Exception: Always place a space after a comma.

Extra spacing

GOOD:

if (debug)
x[1, ]

BAD:

if ( debug )  # No spaces around debug
x[1,]  # Needs a space after the comma 

Spacing (continued)

BAD:

# Needs spaces around '<'
tab.prior <- table(df[df$days.from.opt<0, "campaign.id"])  
# Needs a space after the comma
tab.prior <- table(df[df$days.from.opt < 0,"campaign.id"])  
# Needs a space before <-  #Using alt/option - creates the correct spacing
tab.prior<- table(df[df$days.from.opt < 0, "campaign.id"]) 
# Needs spaces around <-  #Using alt/option - creates the correct spacing
tab.prior<-table(df[df$days.from.opt < 0, "campaign.id"])  
# Needs a space after the comma
total <- sum(x[,1])  
# Needs a space after the comma, not before 
total <- sum(x[ ,1])  

Identifiers

Don’t use underscores ( _ ) or hyphens ( - ) in identifiers. Identifiers should be named according to the following conventions.

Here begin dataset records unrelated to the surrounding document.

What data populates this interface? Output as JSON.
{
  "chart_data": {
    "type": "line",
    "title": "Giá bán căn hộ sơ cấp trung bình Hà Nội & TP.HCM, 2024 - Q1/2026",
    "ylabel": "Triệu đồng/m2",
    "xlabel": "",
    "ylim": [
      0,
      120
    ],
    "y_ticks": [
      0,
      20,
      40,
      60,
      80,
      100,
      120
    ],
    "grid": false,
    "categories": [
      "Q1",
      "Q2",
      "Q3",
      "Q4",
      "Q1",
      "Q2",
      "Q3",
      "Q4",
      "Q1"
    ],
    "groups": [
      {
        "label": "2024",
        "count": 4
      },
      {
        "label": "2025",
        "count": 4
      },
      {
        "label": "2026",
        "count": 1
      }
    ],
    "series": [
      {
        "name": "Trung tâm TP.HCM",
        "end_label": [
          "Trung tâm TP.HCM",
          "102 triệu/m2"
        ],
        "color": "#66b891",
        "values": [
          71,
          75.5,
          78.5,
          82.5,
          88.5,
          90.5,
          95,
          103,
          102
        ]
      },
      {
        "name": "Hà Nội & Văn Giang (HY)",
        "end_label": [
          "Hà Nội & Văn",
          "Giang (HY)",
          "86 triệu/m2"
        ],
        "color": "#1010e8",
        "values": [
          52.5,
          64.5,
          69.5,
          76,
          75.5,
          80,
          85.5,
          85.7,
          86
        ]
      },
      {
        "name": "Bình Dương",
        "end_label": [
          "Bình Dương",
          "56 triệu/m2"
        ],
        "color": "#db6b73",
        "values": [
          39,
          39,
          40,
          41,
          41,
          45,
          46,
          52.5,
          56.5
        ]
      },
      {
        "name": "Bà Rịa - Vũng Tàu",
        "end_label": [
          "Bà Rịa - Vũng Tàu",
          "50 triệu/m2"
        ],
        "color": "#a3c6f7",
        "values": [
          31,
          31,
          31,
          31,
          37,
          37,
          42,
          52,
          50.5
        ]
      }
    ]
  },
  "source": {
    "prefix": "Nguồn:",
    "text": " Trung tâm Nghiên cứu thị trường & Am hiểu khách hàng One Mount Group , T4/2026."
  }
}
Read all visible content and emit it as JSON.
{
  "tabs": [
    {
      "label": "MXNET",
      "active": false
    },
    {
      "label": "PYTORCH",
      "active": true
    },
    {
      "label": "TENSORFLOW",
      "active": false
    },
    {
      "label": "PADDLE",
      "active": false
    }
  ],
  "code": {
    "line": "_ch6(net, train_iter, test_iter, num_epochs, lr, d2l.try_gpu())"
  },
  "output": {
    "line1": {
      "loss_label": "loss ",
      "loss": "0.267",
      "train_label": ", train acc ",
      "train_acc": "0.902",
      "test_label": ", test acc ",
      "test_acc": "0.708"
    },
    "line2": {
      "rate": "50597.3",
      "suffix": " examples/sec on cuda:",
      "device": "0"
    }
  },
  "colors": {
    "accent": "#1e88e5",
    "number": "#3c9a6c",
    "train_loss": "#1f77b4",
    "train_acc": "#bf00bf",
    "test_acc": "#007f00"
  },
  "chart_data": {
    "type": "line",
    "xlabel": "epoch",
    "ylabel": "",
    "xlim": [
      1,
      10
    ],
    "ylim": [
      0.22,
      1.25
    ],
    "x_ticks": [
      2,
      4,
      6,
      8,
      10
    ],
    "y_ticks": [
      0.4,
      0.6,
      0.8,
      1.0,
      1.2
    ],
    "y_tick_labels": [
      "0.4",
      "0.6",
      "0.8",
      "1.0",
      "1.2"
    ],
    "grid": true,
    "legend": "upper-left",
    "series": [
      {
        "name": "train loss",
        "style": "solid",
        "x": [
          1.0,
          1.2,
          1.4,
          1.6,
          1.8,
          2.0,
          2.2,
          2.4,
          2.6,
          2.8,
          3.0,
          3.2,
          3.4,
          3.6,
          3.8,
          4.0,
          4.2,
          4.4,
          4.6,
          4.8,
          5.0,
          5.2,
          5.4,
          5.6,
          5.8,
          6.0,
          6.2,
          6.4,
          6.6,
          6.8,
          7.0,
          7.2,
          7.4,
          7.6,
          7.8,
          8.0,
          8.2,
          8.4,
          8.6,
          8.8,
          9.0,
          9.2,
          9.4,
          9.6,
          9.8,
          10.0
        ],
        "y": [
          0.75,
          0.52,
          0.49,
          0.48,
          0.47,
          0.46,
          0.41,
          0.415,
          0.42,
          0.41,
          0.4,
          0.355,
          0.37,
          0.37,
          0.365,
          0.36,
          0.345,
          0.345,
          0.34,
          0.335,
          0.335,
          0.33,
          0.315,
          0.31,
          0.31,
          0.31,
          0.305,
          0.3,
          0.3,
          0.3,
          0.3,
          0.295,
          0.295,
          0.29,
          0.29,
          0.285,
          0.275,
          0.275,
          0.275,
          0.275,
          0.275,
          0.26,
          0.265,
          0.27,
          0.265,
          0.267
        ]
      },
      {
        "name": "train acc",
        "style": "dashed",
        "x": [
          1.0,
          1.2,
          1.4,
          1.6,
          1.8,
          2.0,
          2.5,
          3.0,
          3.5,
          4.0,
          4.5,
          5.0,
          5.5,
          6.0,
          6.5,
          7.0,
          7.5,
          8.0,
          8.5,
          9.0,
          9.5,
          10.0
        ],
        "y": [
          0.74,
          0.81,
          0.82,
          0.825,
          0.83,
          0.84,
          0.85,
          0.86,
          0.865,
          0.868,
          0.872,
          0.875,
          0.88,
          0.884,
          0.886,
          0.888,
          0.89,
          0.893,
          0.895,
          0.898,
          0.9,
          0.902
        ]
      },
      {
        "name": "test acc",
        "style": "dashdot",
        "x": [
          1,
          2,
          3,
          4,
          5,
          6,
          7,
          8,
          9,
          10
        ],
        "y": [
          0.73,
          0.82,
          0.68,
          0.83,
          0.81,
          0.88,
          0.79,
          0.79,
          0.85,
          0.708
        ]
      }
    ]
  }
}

  1. The preferred form for variable names is all lower case letters and words separated with dots (variable.name), but variableName is also accepted;
  2. function names have initial capital letters and no dots (FunctionName);
  3. constants are named like functions but with an initial k.

Identifiers (continued)

  • variable.name is preferred, variableName is accepted
    GOOD: avg.clicks
    OK: avgClicks
    BAD: avg_Clicks

  • FunctionName
    GOOD: CalculateAvgClicks
    BAD: calculate_avg_clicks , calculateAvgClicks

  • kConstantName

Syntax

Line Length

The maximum line length is 80 characters.

# This is to demonstrate that at about eighty characters you would move off of the page

# Also, if you have a very wide function
fit <- lm(age ~ bmi + hgt + wgt + hc + gen + phb + tv + reg + bmi * hgt + wgt * hgt + wgt * hgt * bmi, data = boys)

# it would be nice to pose it as
fit <- lm(age ~ bmi + hgt + wgt + hc + gen + phb + tv + reg + bmi * hgt 
          + bmi * wgt + wgt * hgt + wgt * hgt * bmi, data = boys)
#or
fit <- lm(age ~ bmi + hgt + wgt + hc + gen + phb + tv + reg 
          + bmi * hgt 
          + bmi * wgt
          + wgt * hgt 
          + wgt * hgt * bmi, 
          data = boys)

Indentation

When indenting your code, use two spaces. RStudio does this for you!

Never use tabs or a mix of tabs and spaces.

Exception: When a line break occurs inside parentheses, align the wrapped line with the first character inside the parenthesis.

In general…

  • Use common sense and BE CONSISTENT.

  • The point of having style guidelines is to have a common vocabulary of coding

    • so people can concentrate on what you are saying, rather than on how you are saying it.
  • If code you add to a file looks drastically different from the existing code around it, the discontinuity will throw readers out of their rhythm when they go to read it. Try to avoid this.